Cameroon: HRW Reports Army Killings in Northwest

Human Rights Watch (HRW) has called for investigation into alleged killing of at least ten people by Cameroonian soldiers during counter-insurgency operations in the northwest region of Cameroon.

The rights organisation, in a report on Thursday, alleged that the country’s soldiers carried out a series of other abuses between April and June 2022 in the region.

The troops, according to HRW, also burnt 12 homes, destroyed and looted health facilities, and arbitrarily detained at least 26 people.

‘Instead of protecting the population from threats posed by armed groups, the Cameroonian security forces have committed serious violations against civilians, causing many to flee their homes’, Senior Central Africa Researcher at HRW, Ilaria Allegrozzi, said.

‘Cameroonian authorities should conduct credible and impartial investigations into these serious abuses and hold the abusers accountable’.

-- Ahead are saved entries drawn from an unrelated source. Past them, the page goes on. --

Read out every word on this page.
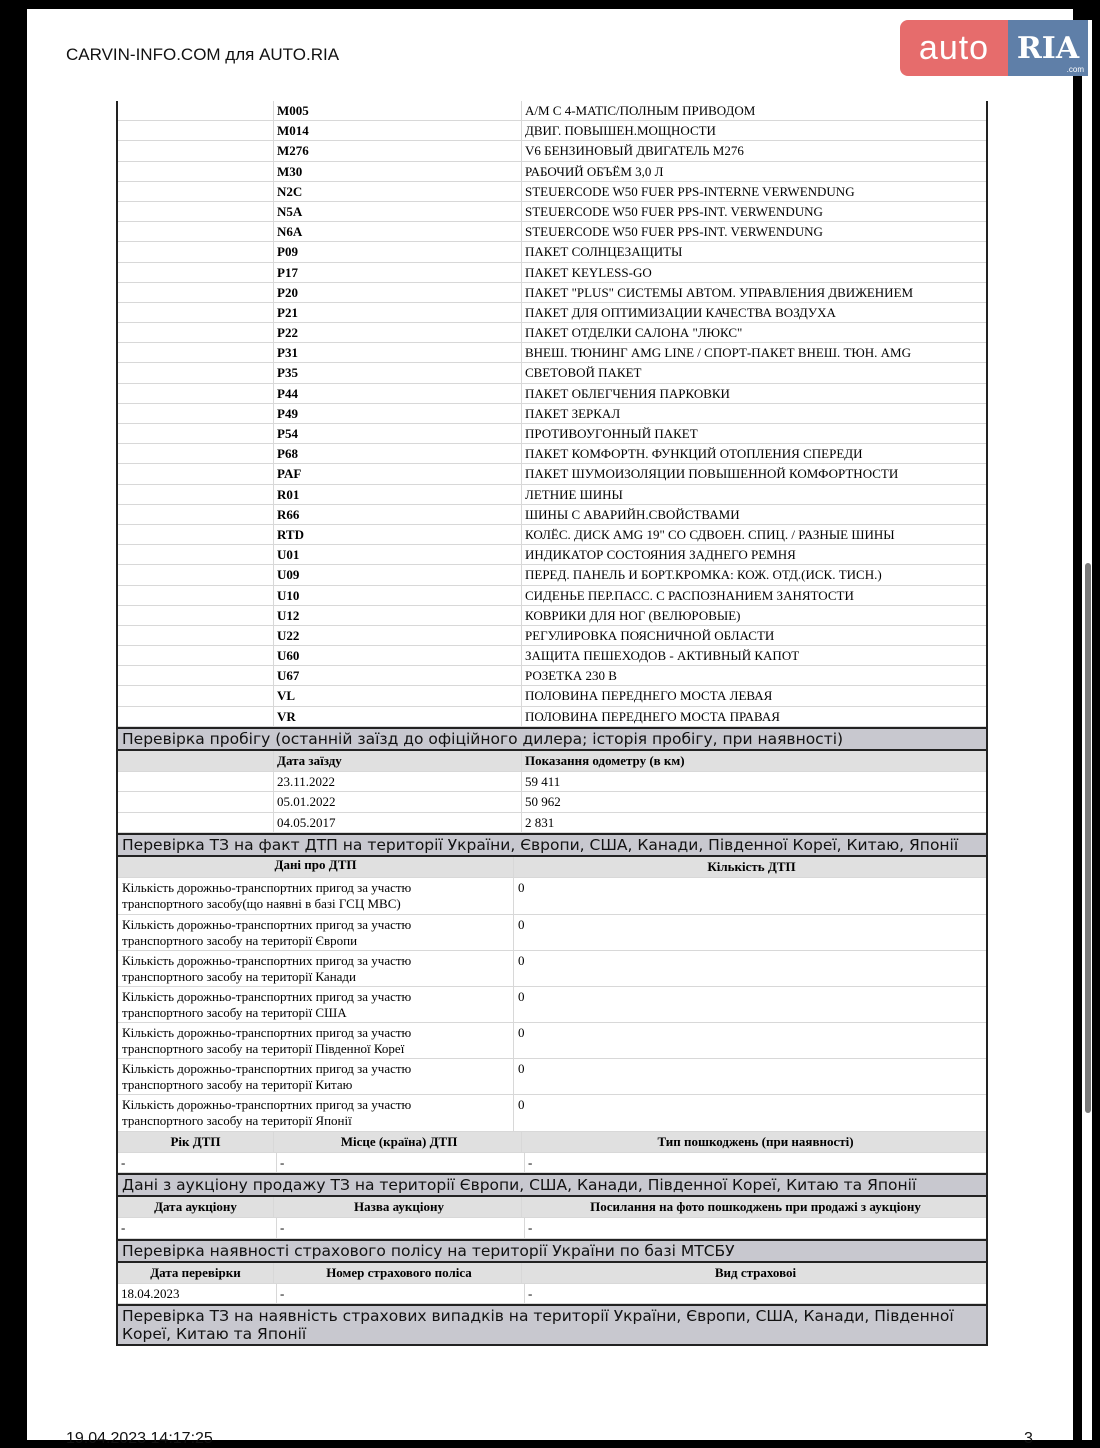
CARVIN-INFO.COM для AUTO.RIA	auto RIA
.com
M005	А/М С 4-MATIC/ПОЛНЫМ ПРИВОДОМ
M014	ДВИГ. ПОВЫШЕН.МОЩНОСТИ
M276	V6 БЕНЗИНОВЫЙ ДВИГАТЕЛЬ M276
M30	РАБОЧИЙ ОБЪЁМ 3,0 Л
N2C	STEUERCODE W50 FUER PPS-INTERNE VERWENDUNG
N5A	STEUERCODE W50 FUER PPS-INT. VERWENDUNG
N6A	STEUERCODE W50 FUER PPS-INT. VERWENDUNG
P09	ПАКЕТ СОЛНЦЕЗАЩИТЫ
P17	ПАКЕТ KEYLESS-GO
P20	ПАКЕТ "PLUS" СИСТЕМЫ АВТОМ. УПРАВЛЕНИЯ ДВИЖЕНИЕМ
P21	ПАКЕТ ДЛЯ ОПТИМИЗАЦИИ КАЧЕСТВА ВОЗДУХА
P22	ПАКЕТ ОТДЕЛКИ САЛОНА "ЛЮКС"
P31	ВНЕШ. ТЮНИНГ AMG LINE / СПОРТ-ПАКЕТ ВНЕШ. ТЮН. AMG
P35	СВЕТОВОЙ ПАКЕТ
P44	ПАКЕТ ОБЛЕГЧЕНИЯ ПАРКОВКИ
P49	ПАКЕТ ЗЕРКАЛ
P54	ПРОТИВОУГОННЫЙ ПАКЕТ
P68	ПАКЕТ КОМФОРТН. ФУНКЦИЙ ОТОПЛЕНИЯ СПЕРЕДИ
PAF	ПАКЕТ ШУМОИЗОЛЯЦИИ ПОВЫШЕННОЙ КОМФОРТНОСТИ
R01	ЛЕТНИЕ ШИНЫ
R66	ШИНЫ С АВАРИЙН.СВОЙСТВАМИ
RTD	КОЛЁС. ДИСК AMG 19" СО СДВОЕН. СПИЦ. / РАЗНЫЕ ШИНЫ
U01	ИНДИКАТОР СОСТОЯНИЯ ЗАДНЕГО РЕМНЯ
U09	ПЕРЕД. ПАНЕЛЬ И БОРТ.КРОМКА: КОЖ. ОТД.(ИСК. ТИСН.)
U10	СИДЕНЬЕ ПЕР.ПАСС. С РАСПОЗНАНИЕМ ЗАНЯТОСТИ
U12	КОВРИКИ ДЛЯ НОГ (ВЕЛЮРОВЫЕ)
U22	РЕГУЛИРОВКА ПОЯСНИЧНОЙ ОБЛАСТИ
U60	ЗАЩИТА ПЕШЕХОДОВ - АКТИВНЫЙ КАПОТ
U67	РОЗЕТКА 230 В
VL	ПОЛОВИНА ПЕРЕДНЕГО МОСТА ЛЕВАЯ
VR	ПОЛОВИНА ПЕРЕДНЕГО МОСТА ПРАВАЯ
Перевірка пробігу (останній заїзд до офіційного дилера; історія пробігу, при наявності)
Дата заїзду	Показання одометру (в км)
23.11.2022	59 411
05.01.2022	50 962
04.05.2017	2 831
Перевірка ТЗ на факт ДТП на території України, Європи, США, Канади, Південної Кореї, Китаю, Японії
Дані про ДТП	Кількість ДТП
Кількість дорожньо-транспортних пригод за участю
транспортного засобу(що наявні в базі ГСЦ МВС)
0
Кількість дорожньо-транспортних пригод за участю
транспортного засобу на території Європи
0
Кількість дорожньо-транспортних пригод за участю
транспортного засобу на території Канади
0
Кількість дорожньо-транспортних пригод за участю
транспортного засобу на території США
0
Кількість дорожньо-транспортних пригод за участю
транспортного засобу на території Південної Кореї
0
Кількість дорожньо-транспортних пригод за участю
транспортного засобу на території Китаю
0
Кількість дорожньо-транспортних пригод за участю
транспортного засобу на території Японії
0
Рік ДТП	Місце (країна) ДТП	Тип пошкоджень (при наявності)
-	-	-
Дані з аукціону продажу ТЗ на території Європи, США, Канади, Південної Кореї, Китаю та Японії
Дата аукціону	Назва аукціону	Посилання на фото пошкоджень при продажі з аукціону
-	-	-
Перевірка наявності страхового полісу на території України по базі МТСБУ
Дата перевірки	Номер страхового поліса	Вид страховоі
18.04.2023	-	-
Перевірка ТЗ на наявність страхових випадків на території України, Європи, США, Канади, Південної Кореї, Китаю та Японії
19.04.2023 14:17:25	3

HRW said its researchers, between 03 June and 21 July, interviewed 35 people with knowledge of four incidents in which the security forces allegedly committed serious abuses.

According to the organisation, interviewees included 16 witnesses, eight family members of victims, a community leader, three journalists, five members of civil society organisations (CSOs), and two human rights lawyers.

‘The incidents took place in and around the towns and villages of Belo, Chomba, Missong, and Ndop. Human Rights Watch also reviewed 53 photographs and 16 videos, shared directly with researchers, showing evidence of the military violations’, the report read.

Cameroon’s northwest and southwest regions have been rocked by violence after separatists declared the independence of ‘Ambazonia’.

The fighting between government security forces and armed groups, which has lingered since 2016, started when lawyers and teachers took to the streets of Buea and Bamenda to protest the domination of French in Anglophone courts and schools.

The violence has caused about 6,000 deaths and a major humanitarian crisis, with almost 600,000 people internally displaced within the Anglophone and neighbouring regions, and over 77,000 forced to become refugees in Nigeria.

Freedom House ranked Cameroon as ‘not free’ in its 2022 Freedom in the World study of political rights and civil liberties, with the Central African country earning 15 points out of a possible 100.